Gefährliches Anstarren
Aber auch in „Es klingelte an der Tür“ geht es nicht widerspruchsfrei zu. Wie subversiv ist ein schwerreicher Detektiv, der sein Haus nur in Notfällen verlässt? Der seine Untergebenen an die Front schickt, wenn es etwas zu hören, erforschen oder zu verteidigen gibt. Irgendwann wird ein Mordfall aufgedeckt, der geschah, bevor Wolfe und Goodwin den Brunner Fall überhaupt annahmen. Das liest sich wie etwas Altes, Staubiges aus einer Truhe. Wie realistisch und nah am Puls der Zeit ist ein Roman, in dem sich die Privatschnüffler ständig über die nächste Menüfolge verständigen? Diese Besessenheit mit Kochrezepten in Kriminalromanen mögen andere, zum Beispiel zuverlässige Psychiater deuten. Eher ungefährlich, wie Chefs von FBI und Mordkommission sich im Wechsel mit Wolfe gefährlich anstarren. Den Agatha-Christie-Muff wird auch ein brisantes Thema in diesem Umfeld nicht los.

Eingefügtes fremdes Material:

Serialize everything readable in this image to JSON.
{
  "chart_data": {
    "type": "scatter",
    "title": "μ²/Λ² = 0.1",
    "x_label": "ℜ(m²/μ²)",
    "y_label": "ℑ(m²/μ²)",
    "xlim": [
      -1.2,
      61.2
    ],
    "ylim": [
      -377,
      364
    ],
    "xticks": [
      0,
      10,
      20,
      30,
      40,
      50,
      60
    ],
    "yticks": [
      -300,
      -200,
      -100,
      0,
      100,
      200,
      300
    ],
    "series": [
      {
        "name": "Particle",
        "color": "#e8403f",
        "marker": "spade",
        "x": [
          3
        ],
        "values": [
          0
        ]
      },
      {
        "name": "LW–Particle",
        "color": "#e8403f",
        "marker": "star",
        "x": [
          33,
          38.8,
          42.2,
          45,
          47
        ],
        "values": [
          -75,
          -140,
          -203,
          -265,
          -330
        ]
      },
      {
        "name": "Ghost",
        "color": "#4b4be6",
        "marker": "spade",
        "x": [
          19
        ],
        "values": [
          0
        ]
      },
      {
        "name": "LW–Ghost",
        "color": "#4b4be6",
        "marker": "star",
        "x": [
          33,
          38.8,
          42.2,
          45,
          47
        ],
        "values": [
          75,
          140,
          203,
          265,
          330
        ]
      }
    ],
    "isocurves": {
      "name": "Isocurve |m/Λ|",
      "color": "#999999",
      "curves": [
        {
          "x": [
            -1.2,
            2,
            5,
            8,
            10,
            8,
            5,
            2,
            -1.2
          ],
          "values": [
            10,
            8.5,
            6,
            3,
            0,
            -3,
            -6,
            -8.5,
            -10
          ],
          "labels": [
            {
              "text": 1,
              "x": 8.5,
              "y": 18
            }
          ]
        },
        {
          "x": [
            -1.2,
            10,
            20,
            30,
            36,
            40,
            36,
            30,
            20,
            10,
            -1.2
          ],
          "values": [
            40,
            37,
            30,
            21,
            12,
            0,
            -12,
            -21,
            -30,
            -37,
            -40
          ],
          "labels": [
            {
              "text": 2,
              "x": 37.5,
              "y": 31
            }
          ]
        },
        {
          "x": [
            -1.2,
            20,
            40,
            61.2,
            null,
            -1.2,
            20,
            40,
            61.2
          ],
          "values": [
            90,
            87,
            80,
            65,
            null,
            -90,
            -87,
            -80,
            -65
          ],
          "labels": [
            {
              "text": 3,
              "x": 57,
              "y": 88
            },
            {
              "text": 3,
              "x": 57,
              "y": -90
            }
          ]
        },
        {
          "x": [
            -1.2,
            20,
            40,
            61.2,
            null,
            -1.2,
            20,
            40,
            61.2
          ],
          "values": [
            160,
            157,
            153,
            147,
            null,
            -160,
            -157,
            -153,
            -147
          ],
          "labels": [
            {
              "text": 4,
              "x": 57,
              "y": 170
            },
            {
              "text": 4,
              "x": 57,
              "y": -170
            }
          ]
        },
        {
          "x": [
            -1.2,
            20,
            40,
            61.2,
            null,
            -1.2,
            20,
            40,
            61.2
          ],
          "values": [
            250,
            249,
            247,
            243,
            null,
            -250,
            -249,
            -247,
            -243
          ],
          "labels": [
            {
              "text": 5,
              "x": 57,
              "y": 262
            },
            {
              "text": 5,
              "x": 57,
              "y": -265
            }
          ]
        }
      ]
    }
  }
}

Wolfe und Goodwin hatten schon andere Nagelproben zu bestehen. Aufregendere, körperbetontere, drastischere. Überwachung ist leider ein sehr geheimnisvolles Geschäft. Vor lauter Leisetreten, Verstecken und Flüstern bei laufendem Radio könnte der Roman etwas mehr unhöfliche Action vertragen. Einen ordentlichen Schusswechsel, wenigstens eine Schlägerei. Etwas Schmutziges, Lautes, Überraschendes. Keinen maßgeschneiderten Anzug, kein Telegramm, keine abgezählten Verdächtigen im Orient-Express. Nichts und niemand wird hier verletzt, weder der öffentliche Anstand, noch Archie Goodwins Gefühle.
Das zweite Date
Nicht jeden Film sollte man zweimal sehen und nicht jedes Buch mehrmals lesen. Mit manchen Stoffen gibt es nur ein erregendes, erstes Mal, und nicht jeder Boyfriend ist nach Jahren noch so sexy wie beim ersten Date. Vielleicht spielten die Hormone verrückt. Vielleicht darf man aber auch später von den Verflossenen nicht zu viel erwarten. Vielleicht werden wir alt. Und dieser Roman, der immer noch verdammt gut aussieht, ist nicht mit uns alt geworden.
Rex Stout. Es klingelte an der Tür (The Doorbell Rang, amerikanische Originalausgabe 1965 bei Viking Press, New York). Roman, übersetzt von Conny Lösch. Mit einem Vorwort von Jürgen Kaube. Klett-Cotta, Stuttgart 2017. 247 Seiten, 15,00 Euro. Verlagsinformationen.